En suite de ce qui est décidé au point 1. ci-dessus, la cour révise le montant de 512 258 euros reconnu par le tribunal pour l'indemnisation au titre des conséquences directes du vice caché sur l'activité de l'entreprise à la somme de 1 337 460,82 euros que la société Bostik sera condamnée à payer au liquidateur de la société 3A.

classe d'indemnisations

décision du tribunal

décision de la cour

avoirs frais

19 761

19 761

refabrication

118 669

118 669

provision stock

200 039

200 039

frais de personnel

5 696

5 696

frais de stockage

26 145

26 145

mis au rebut

19 484

19 484

perte de clientèle

89 034

381 752,02 + 89 034

effort prix

14 012

168 701

perte à venir La Redoute

0

135 620

perte client Prodinger

0

20 000

frais de procédure

0

101 861

frais bancaires

19 418

50 698,43

préjudice moral

0

0

total

512 258

1 337 460,82

2. Sur la fixation au passif de la société 3A des factures de la société Bostik

La société 3A ne verse pas plus devant la cour, que devant les premiers juges, des éléments de preuve comptable contraires à ceux recueillis par l'expert [Y] d'après lesquels elle restait redevable à la société Bostik de factures impayées pour 58 590,56 euros, de sorte que le jugement sera confirmé en ce qui les a admises au passif.

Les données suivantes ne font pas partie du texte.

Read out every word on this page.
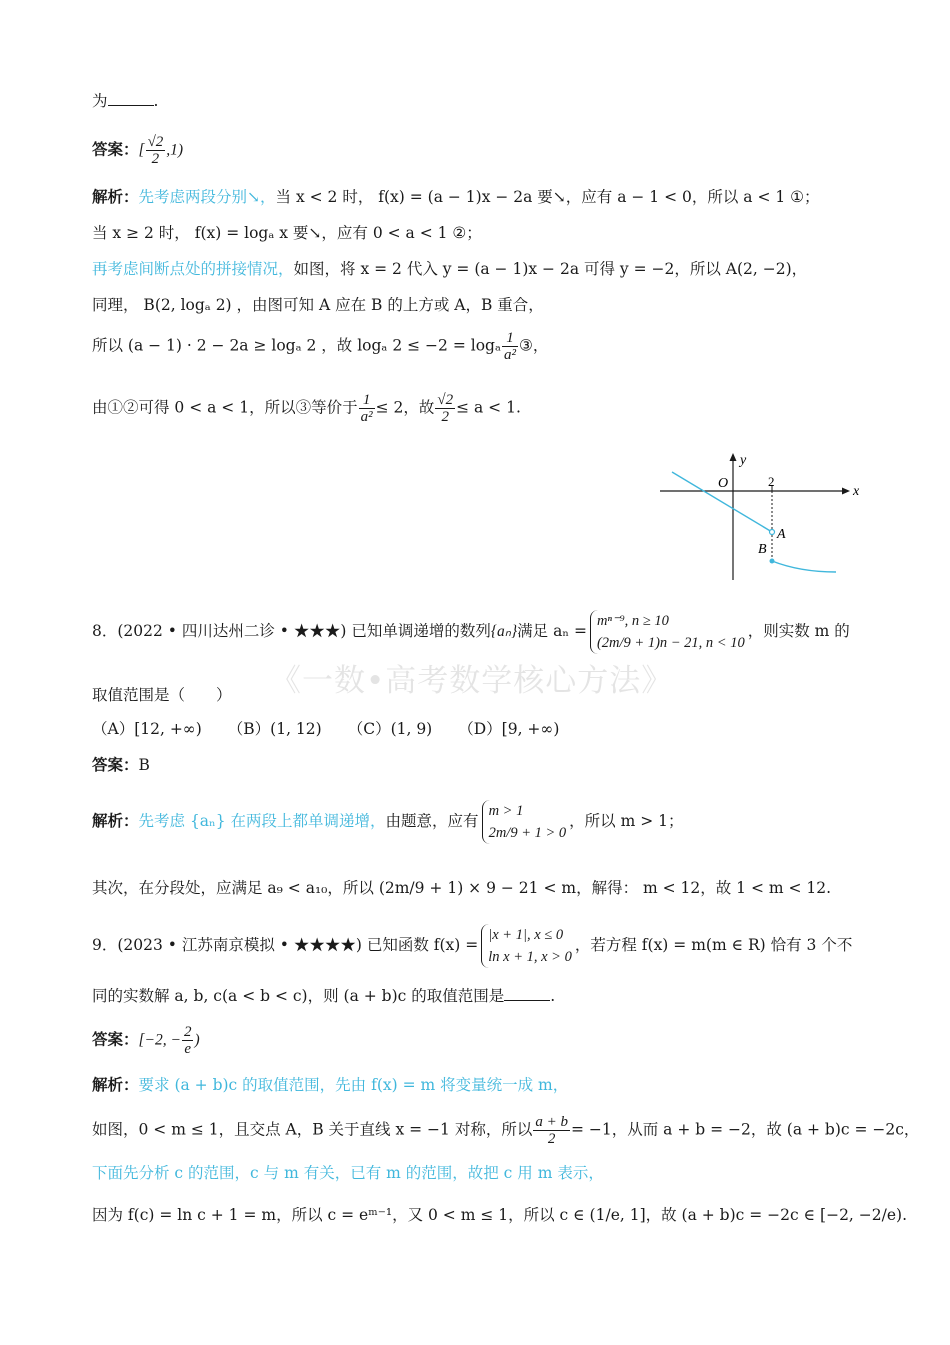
《一数•高考数学核心方法》
为	.
答案：[ $\frac{√2}{2} ,1$)
解析：先考虑两段分别↘，当 x < 2 时， f(x) = (a − 1)x − 2a 要↘，应有 a − 1 < 0，所以 a < 1 ①；
当 x ≥ 2 时， f(x) = logₐ x 要↘，应有 0 < a < 1 ②；
再考虑间断点处的拼接情况，如图，将 x = 2 代入 y = (a − 1)x − 2a 可得 y = −2，所以 A(2, −2)，
同理， B(2, logₐ 2) ，由图可知 A 应在 B 的上方或 A，B 重合，
所以 (a − 1) · 2 − 2a ≥ logₐ 2 ，故 logₐ 2 ≤ −2 = logₐ $\frac{1}{\text{a²}}$ ③，
由①②可得 0 < a < 1，所以③等价于 $\frac{1}{\text{a²}} \le 2$，故 $\frac{√2}{2} \le a < 1$.
y
x
O	2
A
B
8．(2022 • 四川达州二诊 • ★★★) 已知单调递增的数列{aₙ}满足 aₙ =
mⁿ⁻⁹, n ≥ 10
(2m/9 + 1)n − 21, n < 10
，则实数 m 的
取值范围是（　　）
（A）[12, +∞) （B）(1, 12) （C）(1, 9) （D）[9, +∞)
答案：B
解析：先考虑 {aₙ} 在两段上都单调递增，由题意，应有
m > 1
2m/9 + 1 > 0
，所以 m > 1；
其次，在分段处，应满足 a₉ < a₁₀，所以 (2m/9 + 1) × 9 − 21 < m，解得： m < 12，故 1 < m < 12.
9．(2023 • 江苏南京模拟 • ★★★★) 已知函数 f(x) =
|x + 1|, x ≤ 0
ln x + 1, x > 0
，若方程 f(x) = m(m ∈ R) 恰有 3 个不
同的实数解 a, b, c(a < b < c)，则 (a + b)c 的取值范围是	.
答案：[−2, − $\frac{2}{e}$ )
解析：要求 (a + b)c 的取值范围，先由 f(x) = m 将变量统一成 m，
如图，0 < m ≤ 1，且交点 A，B 关于直线 x = −1 对称，所以 $\frac{a + b}{2} = -1$，从而 a + b = −2，故 (a + b)c = −2c，
下面先分析 c 的范围，c 与 m 有关，已有 m 的范围，故把 c 用 m 表示，
因为 f(c) = ln c + 1 = m，所以 c = eᵐ⁻¹，又 0 < m ≤ 1，所以 c ∈ (1/e, 1]，故 (a + b)c = −2c ∈ [−2, −2/e).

3. Sur la responsabilité de la société Bostik dans la liquidation judiciaire

Pour écarter le lien de causalité entre la fourniture de la colle défectueuse par la société Bostik, et la liquidation de la société 3A, et débouter la société MPH et Messieurs [S] de leur différents chefs de préjudice, les premiers juges ont retenu que, avant les désordres liés à la colle, le chiffre d'affaires de la société 3A était en déclin constant de 2001 et 2004, que le niveau global d'endettement de la société 3A s'est dégradé entre 2003 et 2004, passant de 203 K€ à 371 K€, que de 2000 à 2004, les stocks représentaient environ 3 mois de chiffre d'affaires et que plus de quatre ans se sont écoulés entre les désordres et la décision de liquidation. Le tribunal a repris en substance les fruits de l'analyse de l'expert [Y] qui a conclu, page 62 de son pré-rapport que :

- 'la société 3A présentait déjà fin 2004 une sous-capitalisation et qu'elle était en perte après retraitement du profit exceptionnel réalisé sur la vente de son siège social [102 294 euros],

- le fait que la société bostik n'ait pas procédé à une indemnisation rapide de la société 3A a certainement aggravé les conséquences financières du litige,

- ce litige ne peut expliquer à lui seul la liquidation de la société 3A, d'autant que la société 3A avait renoué avec les profits en 2008,

- l'analyse des marges sur ventes de marchandises montre des incohérences qui n'ont toujours pas été expliquées de manière satisfaisante,

- une partie des stocks litigieux (entre 36 et 56 % selon l'interprétation faite des explications de Messieurs [S] sur la comptabilisation d'un des éléments constitutifs du produit exceptionnel de 359 K€ relative aux stocks de pochettes adhésives APS) a été fabriquée par la société APS, société thaïlandaise dans laquelle Messieurs [S] étaient (ou sont toujours) associés majoritaires,

- le stock de 164 K€ en provenance d'APS a été vraisemblablement fabriqué uniquement avec du papier enduit par la société 3A en France et expédié à la société APS en Thaïlande,

- la comptabilisation des stocks en provenance d'APS n'a toujours pas été clairement expliquée par Messieurs [S],

- la société 3A a accordé à la société APS des conditions de règlement particulièrement avantageuses [solde de 255 k€ dû par APS à la société 3A au 31 décembre 2004] qui ont contribué à accroître ses difficultés de trésorerie'.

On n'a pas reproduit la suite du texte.